Ich habe iCLIP-Lesezahlen im gesamten Transkriptom und möchte wissen, ob die Signale korreliert sind - das heißt, wenn eines von ihnen hoch ist, ist das andere wahrscheinlich hoch.

Wenn wir mit solchen Daten umgehen (z. B. iCLIP-Daten), wissen wir oft, dass die Daten im Allgemeinen spärlich sind - das heißt, an den meisten Positionen sind beide Signale Null und dies ist korrekt und auch Null-aufgeblasen - das sind viele Grundlagen, die "haben" sollten Einem Signal fehlen diese Daten. Die Berechnung der Spearman-Korrelation ergibt also wahrscheinlich einen künstlich niedrigen Wert.

Wie kann die Assoziation beurteilt werden? Ich sollte hinzufügen, dass das Ziel darin besteht, die Assoziation von Bindungsmustern innerhalb von Genen und nicht (oder auch) zwischen Genen zu bewerten.

Dinge, an die ich gedacht habe:

  • Wenden Sie eine Art Glättung auf die Daten an (z. B. einen gleitenden Mittelwert). Entfernen Sie alle Basen mit 0 in beiden Proben.

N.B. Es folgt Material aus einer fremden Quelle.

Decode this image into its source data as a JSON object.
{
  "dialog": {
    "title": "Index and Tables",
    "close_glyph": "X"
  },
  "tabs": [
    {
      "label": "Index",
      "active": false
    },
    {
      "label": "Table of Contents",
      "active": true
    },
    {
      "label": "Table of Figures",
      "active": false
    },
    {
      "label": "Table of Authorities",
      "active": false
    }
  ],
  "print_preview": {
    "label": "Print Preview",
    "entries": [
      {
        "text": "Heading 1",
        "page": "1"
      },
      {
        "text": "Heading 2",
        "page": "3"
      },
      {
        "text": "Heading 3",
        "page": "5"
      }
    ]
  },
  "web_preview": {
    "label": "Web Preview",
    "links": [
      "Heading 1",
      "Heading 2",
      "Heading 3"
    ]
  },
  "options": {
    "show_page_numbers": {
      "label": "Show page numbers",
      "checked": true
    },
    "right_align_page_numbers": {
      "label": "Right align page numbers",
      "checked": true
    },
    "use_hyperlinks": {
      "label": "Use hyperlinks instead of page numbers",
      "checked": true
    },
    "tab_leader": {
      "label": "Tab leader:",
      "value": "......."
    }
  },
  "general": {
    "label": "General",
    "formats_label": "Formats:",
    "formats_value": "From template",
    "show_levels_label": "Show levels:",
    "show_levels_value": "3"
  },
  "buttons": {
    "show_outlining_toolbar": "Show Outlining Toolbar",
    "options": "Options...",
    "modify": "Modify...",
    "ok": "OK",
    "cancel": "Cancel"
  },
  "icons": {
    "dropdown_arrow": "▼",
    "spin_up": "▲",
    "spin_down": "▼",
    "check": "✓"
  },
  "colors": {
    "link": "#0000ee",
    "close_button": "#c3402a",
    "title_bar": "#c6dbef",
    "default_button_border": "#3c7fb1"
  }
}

Berechnen Sie die Speermänner.
  • Berechnen Sie den durchschnittlichen paarweisen Abstand zwischen jedem Lesevorgang in Probe 1 und jedem Lesevorgang in Probe 2. Vergleichen Sie dies mit Daten, bei denen die Lesevorgänge innerhalb von Genen randomisiert wurden.

Im ersten Fall scheint es falsch, alle Basen mit 0 in beiden Beispielen zu entfernen. Wenn jedoch 99,99% aller Basen in beiden Proben Null haben, scheint dies für Spearman notwendig zu sein.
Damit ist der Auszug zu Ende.